Under PAGA, an initial violation carries a $100 penalty per employee per pay period. Every subsequent violation carries a $200 penalty. Moreover, plaintiffs can recoup attorney fees under PAGA.

"Those numbers add up really fast," Ahearn said.

The act was amended as an attempt to curb frivolous claims, but PAGA claims can still be expensive for employers. Several bills to further reform PAGA are currently making their way through the state legislature, Sarchet noted.

Employers should note that they do have an opportunity to correct PAGA violations and avoid penalties. If an employer receives a letter notifying the business about potential violations, the employer should consult counsel right away, Ahearn said.
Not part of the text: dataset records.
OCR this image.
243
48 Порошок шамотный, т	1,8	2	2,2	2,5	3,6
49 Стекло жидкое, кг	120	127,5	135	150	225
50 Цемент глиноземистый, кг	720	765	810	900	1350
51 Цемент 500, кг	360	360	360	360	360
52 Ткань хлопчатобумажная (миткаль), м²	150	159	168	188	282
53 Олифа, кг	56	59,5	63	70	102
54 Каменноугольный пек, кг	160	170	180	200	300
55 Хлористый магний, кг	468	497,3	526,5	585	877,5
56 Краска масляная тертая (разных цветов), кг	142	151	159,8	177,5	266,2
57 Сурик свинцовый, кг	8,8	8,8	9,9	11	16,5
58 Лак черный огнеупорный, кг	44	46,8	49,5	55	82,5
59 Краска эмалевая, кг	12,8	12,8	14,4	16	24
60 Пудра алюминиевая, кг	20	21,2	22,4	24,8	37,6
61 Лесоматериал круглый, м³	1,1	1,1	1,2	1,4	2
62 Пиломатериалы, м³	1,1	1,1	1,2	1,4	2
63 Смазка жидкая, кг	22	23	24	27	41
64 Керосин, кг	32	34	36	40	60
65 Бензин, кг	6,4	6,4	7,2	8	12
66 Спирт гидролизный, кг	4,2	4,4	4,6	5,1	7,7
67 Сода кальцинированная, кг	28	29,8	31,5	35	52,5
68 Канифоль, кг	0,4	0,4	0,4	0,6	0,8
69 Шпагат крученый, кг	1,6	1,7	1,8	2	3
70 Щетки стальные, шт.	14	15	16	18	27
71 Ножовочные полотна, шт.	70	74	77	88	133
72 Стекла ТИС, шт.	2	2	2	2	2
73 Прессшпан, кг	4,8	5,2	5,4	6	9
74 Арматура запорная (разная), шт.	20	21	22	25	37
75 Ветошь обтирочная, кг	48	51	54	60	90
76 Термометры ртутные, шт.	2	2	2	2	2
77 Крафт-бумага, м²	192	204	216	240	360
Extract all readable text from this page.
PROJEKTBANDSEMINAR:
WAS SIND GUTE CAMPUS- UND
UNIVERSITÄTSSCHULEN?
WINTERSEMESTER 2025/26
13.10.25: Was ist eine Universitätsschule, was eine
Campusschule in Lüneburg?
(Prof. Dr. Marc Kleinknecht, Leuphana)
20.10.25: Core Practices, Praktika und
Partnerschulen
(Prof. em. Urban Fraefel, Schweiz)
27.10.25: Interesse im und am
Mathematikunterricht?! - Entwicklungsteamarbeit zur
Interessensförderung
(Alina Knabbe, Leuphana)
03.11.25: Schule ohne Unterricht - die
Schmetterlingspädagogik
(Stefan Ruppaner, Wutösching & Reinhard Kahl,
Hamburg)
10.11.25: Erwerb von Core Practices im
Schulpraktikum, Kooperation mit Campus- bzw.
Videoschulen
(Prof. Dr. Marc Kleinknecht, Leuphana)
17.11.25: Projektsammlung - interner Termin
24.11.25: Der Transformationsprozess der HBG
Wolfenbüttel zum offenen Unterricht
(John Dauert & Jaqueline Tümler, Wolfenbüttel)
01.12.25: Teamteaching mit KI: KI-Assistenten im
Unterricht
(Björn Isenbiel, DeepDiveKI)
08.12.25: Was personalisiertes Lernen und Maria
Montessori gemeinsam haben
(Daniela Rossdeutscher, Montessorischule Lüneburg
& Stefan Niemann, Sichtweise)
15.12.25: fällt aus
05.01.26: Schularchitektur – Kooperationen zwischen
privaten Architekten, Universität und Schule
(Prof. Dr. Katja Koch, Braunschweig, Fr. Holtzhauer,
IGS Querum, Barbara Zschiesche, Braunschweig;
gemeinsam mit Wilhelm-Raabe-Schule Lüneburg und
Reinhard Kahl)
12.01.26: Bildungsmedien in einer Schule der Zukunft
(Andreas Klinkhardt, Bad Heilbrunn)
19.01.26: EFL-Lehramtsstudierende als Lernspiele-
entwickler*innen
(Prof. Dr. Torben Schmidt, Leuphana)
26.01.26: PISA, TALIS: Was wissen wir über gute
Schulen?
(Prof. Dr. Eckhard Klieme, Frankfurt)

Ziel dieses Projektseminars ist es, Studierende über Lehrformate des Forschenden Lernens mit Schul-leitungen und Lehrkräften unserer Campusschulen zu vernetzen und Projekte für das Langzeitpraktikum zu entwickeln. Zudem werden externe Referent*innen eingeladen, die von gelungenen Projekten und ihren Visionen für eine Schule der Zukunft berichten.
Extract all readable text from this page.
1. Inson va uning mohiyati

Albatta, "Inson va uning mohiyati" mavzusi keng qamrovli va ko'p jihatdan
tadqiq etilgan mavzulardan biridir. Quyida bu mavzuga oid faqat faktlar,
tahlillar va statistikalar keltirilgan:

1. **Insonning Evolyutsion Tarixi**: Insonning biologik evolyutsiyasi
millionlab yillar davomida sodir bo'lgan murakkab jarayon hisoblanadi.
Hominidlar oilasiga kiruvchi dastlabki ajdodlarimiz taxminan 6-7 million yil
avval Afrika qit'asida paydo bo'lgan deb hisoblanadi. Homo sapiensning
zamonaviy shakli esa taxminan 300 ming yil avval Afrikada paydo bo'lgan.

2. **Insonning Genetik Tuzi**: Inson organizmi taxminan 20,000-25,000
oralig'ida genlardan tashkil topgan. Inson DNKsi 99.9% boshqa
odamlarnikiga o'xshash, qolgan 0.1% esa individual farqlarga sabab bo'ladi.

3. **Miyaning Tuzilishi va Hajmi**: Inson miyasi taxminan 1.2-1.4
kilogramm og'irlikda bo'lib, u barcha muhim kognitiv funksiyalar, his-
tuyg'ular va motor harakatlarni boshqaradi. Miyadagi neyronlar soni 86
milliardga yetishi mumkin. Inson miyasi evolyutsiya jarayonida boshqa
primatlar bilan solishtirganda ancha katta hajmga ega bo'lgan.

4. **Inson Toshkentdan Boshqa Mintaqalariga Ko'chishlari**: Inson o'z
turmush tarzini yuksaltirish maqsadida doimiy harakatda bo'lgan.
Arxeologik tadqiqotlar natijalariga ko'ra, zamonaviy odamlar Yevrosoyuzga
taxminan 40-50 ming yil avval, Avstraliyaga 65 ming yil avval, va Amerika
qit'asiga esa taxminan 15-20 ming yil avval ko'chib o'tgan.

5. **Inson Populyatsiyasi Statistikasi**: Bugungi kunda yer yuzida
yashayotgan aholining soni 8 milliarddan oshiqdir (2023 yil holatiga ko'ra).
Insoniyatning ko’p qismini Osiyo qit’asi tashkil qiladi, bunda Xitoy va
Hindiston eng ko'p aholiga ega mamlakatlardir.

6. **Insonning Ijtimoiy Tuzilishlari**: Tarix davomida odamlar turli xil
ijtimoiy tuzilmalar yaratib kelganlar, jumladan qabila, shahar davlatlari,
The employer has 33 days from the date of the letter to make pay stub corrections. No time extensions are available, so if the letter isn't immediately acted upon, the employer will miss the opportunity to significantly reduce potential penalties, he said.

Regular Audits

Employers need to regularly audit their practices for compliance, Sarchet said, and the audit should cover more than just wage statements. For example, employers should also ensure that they are providing meal and rest breaks, paying employees the required penalties if breaks are missed, and recording the penalty payments on wage statements.


This was the third in a three-part series of articles on California wage statement laws. The first installment reviewed common pay stub errors that employers make. The second installment explored the rules for electronic pay stubs.